Leonard Cohen desembarcou em abril de 1960. era um jovem poeta canadense, ainda distante dos grandes palcos, carregando na bagagem mais perguntas do que certezas. Hydra oferecia aquilo que toda alma criativa procura em algum momento da vida: tempo. e tempo, quando encontra um poeta, costuma render versos.

Marianne Ihlen já vivia na ilha havia alguns anos. norueguesa, chegara ao lugar acompanhando o marido, o escritor Axel Jensen, e o filho pequeno. mas, como acontece com uma frequência desconcertante, foi abandonada antes mesmo de entender onde terminava o casamento e começava a solidão.

dizem que Leonard a encontrou na única mercearia da ilha. Marianne chorava discretamente enquanto segurava o filho nos braços. ele a convidou para tomar um vinho ao sol.

repare na simplicidade da cena.

não foi um jantar à luz de velas.

não houve violinos.

nem frases decoradas.

apenas um homem, uma mulher, uma criança e um copo de vinho.

às vezes o amor entra na nossa vida pela porta da frente. outras vezes, chega pela mercearia.

os dois passaram a viver juntos entre idas e vindas. Hydra era um lugar de poucas facilidades. muitas casas não tinham eletricidade. água encanada ainda era luxo. o dinheiro quase nunca sobrava.

e talvez por isso sobrasse tanta vida.

enquanto Marianne cuidava da casa, do menino e dos dias, Leonard escrevia. ali nasceram poemas, romances e algumas das canções que mais tarde atravessariam o mundo. ela não era apenas inspiração. era porto. era o intervalo entre uma palavra e outra. era o lugar para onde um poeta voltava quando os versos não sabiam mais o caminho.

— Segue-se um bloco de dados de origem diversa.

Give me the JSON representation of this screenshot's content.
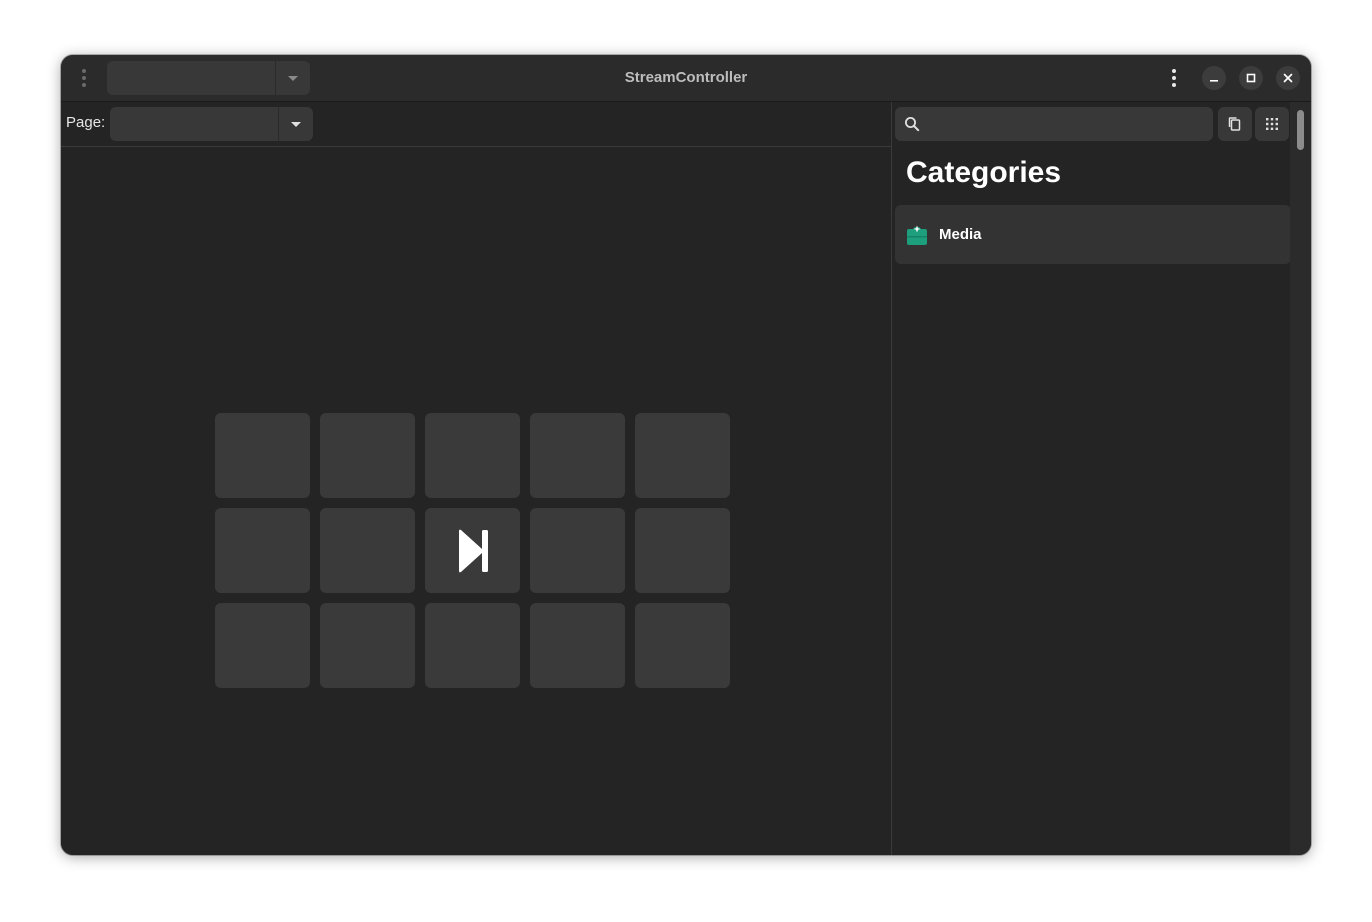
{
  "window": {
    "title": "StreamController"
  },
  "titlebar": {
    "deck_selector": {
      "value": ""
    },
    "menu_icon": "kebab-vertical-icon",
    "controls": [
      "minimize-icon",
      "maximize-icon",
      "close-icon"
    ]
  },
  "page_selector": {
    "label": "Page:",
    "value": ""
  },
  "deck": {
    "rows": 3,
    "columns": 5,
    "keys": [
      {
        "icon": ""
      },
      {
        "icon": ""
      },
      {
        "icon": ""
      },
      {
        "icon": ""
      },
      {
        "icon": ""
      },
      {
        "icon": ""
      },
      {
        "icon": ""
      },
      {
        "icon": "skip-forward-icon"
      },
      {
        "icon": ""
      },
      {
        "icon": ""
      },
      {
        "icon": ""
      },
      {
        "icon": ""
      },
      {
        "icon": ""
      },
      {
        "icon": ""
      },
      {
        "icon": ""
      }
    ]
  },
  "sidebar": {
    "search": {
      "value": "",
      "placeholder": ""
    },
    "heading": "Categories",
    "categories": [
      {
        "label": "Media",
        "icon": "media-category-icon",
        "icon_color": "#1d9e7c"
      }
    ]
  },
  "colors": {
    "window_bg": "#242424",
    "titlebar_bg": "#2b2b2b",
    "key_bg": "#3a3a3a",
    "accent": "#1d9e7c"
  }
}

foi ali que nasceram canções como So Long, Marianne, Bird on the Wire e Hey, That’s No Way to Say Goodbye.

curioso pensar que Bird on the Wire talvez seja uma das definições mais honestas do amor. ninguém permanece livre porque nunca amou. permanece livre porque encontrou alguém que nunca lhe cortou as asas.

o relacionamento, naturalmente, conheceu seus invernos. Leonard nunca escondeu sua inquietação nem sua fama de apaixonar-se pelo mundo inteiro. Marianne também compreendeu que amar um artista é aceitar que uma parte dele pertence às estradas.

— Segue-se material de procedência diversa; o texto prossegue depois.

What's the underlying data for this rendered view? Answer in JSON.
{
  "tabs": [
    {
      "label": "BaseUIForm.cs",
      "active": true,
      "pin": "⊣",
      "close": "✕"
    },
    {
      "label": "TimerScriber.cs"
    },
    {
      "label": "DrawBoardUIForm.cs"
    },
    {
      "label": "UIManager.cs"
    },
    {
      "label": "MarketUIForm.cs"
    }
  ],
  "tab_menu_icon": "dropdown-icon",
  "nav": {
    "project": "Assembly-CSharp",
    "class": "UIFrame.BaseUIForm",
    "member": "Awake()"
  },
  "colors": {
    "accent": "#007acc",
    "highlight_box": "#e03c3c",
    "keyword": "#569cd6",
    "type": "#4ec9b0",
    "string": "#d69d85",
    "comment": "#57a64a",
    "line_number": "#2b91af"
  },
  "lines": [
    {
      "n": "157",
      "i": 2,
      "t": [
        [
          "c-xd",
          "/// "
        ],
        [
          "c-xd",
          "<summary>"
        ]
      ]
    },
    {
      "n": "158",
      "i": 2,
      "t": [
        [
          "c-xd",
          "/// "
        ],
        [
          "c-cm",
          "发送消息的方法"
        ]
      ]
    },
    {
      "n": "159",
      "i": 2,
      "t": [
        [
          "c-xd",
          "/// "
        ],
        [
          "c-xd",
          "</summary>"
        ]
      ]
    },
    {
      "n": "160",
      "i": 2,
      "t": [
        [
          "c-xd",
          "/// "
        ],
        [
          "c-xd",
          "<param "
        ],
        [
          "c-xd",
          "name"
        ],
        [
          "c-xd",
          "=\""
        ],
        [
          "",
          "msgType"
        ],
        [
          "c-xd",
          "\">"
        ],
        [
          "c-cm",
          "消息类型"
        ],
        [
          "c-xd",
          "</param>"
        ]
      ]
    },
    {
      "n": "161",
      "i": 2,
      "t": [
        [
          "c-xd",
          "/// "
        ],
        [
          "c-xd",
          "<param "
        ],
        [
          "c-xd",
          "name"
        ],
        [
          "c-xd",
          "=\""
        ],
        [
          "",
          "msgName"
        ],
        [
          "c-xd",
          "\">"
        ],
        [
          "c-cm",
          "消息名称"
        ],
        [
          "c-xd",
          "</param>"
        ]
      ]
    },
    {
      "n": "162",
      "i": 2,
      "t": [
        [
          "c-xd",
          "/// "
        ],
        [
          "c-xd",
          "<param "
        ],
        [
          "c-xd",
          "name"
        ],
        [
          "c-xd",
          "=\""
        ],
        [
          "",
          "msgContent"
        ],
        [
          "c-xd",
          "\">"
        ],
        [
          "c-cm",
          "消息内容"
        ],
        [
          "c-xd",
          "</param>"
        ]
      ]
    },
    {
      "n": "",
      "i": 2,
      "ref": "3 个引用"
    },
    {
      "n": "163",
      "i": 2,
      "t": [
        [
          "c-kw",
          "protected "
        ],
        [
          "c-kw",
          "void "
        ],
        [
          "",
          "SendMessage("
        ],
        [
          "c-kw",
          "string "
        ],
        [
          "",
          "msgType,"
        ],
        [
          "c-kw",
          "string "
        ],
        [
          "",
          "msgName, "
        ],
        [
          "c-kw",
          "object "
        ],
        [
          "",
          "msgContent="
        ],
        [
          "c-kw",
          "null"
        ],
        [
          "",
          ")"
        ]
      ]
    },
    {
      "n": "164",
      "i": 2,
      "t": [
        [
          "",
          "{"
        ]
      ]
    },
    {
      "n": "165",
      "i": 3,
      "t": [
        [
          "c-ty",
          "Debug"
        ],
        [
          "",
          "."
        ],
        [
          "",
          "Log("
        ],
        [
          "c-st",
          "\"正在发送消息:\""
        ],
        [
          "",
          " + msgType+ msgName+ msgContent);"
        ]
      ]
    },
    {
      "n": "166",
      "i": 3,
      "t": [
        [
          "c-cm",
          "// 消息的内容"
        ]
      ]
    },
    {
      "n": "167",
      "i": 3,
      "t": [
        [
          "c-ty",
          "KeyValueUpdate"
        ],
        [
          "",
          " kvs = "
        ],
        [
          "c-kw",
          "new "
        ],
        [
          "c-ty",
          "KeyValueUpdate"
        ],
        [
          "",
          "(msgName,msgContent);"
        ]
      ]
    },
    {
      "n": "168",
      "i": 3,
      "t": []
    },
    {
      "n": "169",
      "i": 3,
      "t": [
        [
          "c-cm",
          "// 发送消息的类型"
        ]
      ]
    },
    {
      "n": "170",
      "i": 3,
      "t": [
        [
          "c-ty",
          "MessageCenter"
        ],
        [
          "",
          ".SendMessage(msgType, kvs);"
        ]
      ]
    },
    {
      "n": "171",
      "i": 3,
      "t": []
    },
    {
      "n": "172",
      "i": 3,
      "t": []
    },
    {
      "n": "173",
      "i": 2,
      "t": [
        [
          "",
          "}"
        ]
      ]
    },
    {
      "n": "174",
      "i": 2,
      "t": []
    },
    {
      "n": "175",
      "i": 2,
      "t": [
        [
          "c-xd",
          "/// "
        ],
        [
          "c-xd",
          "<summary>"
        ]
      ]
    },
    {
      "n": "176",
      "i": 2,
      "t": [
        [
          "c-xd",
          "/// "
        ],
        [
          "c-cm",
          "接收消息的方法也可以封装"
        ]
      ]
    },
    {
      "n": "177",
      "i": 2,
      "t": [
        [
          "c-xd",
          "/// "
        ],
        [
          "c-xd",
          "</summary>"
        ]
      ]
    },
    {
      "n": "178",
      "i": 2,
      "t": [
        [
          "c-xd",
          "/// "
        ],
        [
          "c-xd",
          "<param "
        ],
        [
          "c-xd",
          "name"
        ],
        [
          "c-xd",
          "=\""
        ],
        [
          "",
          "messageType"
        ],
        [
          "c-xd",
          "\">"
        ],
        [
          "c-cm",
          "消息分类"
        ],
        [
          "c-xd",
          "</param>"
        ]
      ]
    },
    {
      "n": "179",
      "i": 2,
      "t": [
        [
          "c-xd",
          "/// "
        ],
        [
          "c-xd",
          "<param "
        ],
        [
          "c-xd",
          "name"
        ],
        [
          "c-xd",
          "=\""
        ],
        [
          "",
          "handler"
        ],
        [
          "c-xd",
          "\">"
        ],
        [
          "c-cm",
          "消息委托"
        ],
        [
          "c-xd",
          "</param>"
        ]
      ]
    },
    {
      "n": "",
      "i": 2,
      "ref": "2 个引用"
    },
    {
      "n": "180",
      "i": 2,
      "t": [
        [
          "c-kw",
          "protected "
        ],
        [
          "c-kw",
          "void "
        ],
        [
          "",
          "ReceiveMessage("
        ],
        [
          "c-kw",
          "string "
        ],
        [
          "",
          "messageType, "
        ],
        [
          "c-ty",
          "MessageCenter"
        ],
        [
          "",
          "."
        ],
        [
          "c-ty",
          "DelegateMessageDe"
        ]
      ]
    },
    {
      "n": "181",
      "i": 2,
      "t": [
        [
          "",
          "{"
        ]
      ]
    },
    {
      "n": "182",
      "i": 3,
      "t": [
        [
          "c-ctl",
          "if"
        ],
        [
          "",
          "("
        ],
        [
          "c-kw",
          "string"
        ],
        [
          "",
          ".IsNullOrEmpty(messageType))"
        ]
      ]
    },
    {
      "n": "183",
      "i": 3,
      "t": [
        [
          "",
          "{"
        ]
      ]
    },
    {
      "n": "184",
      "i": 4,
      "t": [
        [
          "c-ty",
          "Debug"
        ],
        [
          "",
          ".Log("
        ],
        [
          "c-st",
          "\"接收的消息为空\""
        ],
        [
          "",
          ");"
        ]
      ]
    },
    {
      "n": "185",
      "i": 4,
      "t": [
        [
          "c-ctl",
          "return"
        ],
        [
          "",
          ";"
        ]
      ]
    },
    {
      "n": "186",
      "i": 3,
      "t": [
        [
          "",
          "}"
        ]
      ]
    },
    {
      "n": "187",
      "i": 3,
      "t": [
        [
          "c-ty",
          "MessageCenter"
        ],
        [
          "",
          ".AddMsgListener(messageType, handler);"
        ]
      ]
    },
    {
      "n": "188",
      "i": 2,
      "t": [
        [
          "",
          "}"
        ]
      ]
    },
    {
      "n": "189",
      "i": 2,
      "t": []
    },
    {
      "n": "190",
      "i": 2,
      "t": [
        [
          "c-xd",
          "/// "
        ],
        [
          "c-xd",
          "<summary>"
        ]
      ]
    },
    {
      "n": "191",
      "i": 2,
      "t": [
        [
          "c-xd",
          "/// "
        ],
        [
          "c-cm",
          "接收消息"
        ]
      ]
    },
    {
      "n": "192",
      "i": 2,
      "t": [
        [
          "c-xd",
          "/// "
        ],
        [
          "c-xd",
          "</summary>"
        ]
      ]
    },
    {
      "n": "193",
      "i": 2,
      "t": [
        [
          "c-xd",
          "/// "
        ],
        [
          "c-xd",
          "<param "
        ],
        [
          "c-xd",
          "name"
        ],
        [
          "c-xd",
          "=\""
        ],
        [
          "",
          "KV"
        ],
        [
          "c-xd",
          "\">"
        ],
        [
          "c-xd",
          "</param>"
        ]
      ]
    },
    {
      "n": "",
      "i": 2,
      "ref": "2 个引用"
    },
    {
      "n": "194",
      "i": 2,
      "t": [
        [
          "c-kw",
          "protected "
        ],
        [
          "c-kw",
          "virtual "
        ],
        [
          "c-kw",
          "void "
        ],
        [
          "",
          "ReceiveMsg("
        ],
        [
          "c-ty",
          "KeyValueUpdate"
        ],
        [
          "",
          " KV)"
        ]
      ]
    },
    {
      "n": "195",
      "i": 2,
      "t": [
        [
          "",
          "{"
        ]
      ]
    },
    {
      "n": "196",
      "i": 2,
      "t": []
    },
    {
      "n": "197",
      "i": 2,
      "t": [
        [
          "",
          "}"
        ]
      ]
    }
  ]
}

vieram a separação, outros amores, outras cidades.

o curioso é que algumas despedidas nunca aprendem a ser definitivas.

eles continuaram amigos. escreveram cartas. acompanharam, de longe, o envelhecimento um do outro. há amizades que fazem aquilo que muitos casamentos não conseguem: permanecem.

em julho de 2016, Marianne recebeu o diagnóstico de uma leucemia fulminante. um amigo em comum avisou Leonard.

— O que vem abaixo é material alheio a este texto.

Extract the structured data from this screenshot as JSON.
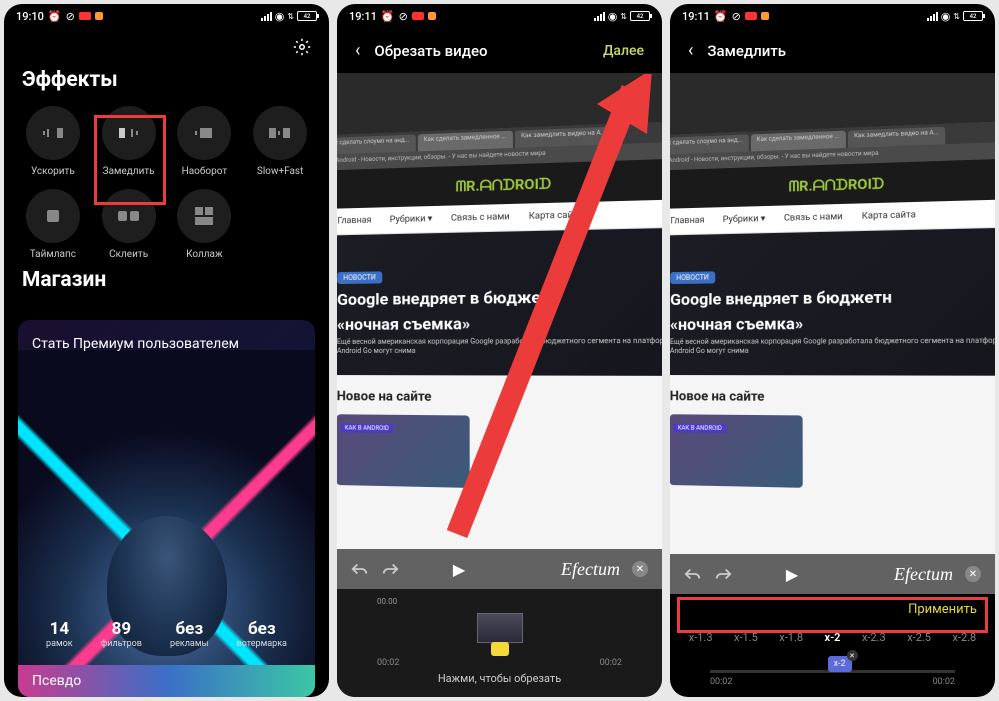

já velho, também com a saúde fragilizada, ele respondeu com uma carta que talvez seja uma das mais belas despedidas já escritas.

bem, Marianne, chegámos a este ponto em que somos tão velhos que os nossos corpos se desfazem; penso que te seguirei muito em breve… sabes que sempre te amei pela tua beleza e sabedoria… quero apenas desejar-te boa viagem. adeus, velha amiga. com todo o amor, encontrar-te-ei pelo caminho.

quando a carta lhe foi lida, Marianne sorriu.

depois estendeu a mão.

como quem ainda acreditava que algumas distâncias nunca são maiores do que um gesto.

ela morreu em 28 de julho de 2016.

três meses mais tarde, Leonard Cohen também partiu.

cumpriu, sem saber, a promessa que havia escrito.

há quem diga que coincidências não existem.

prefiro acreditar que certas histórias apenas conhecem o caminho de casa.

talvez seja por isso que, sempre que escuto Bird on the Wire ou So Long, Marianne, penso menos em um casal famoso e mais na delicadeza dos encontros improváveis. um convite para um vinho. uma conversa sem pressa. uma casa simples diante do mar. duas pessoas tentando ser livres sem abrir mão de pertencer uma à outra.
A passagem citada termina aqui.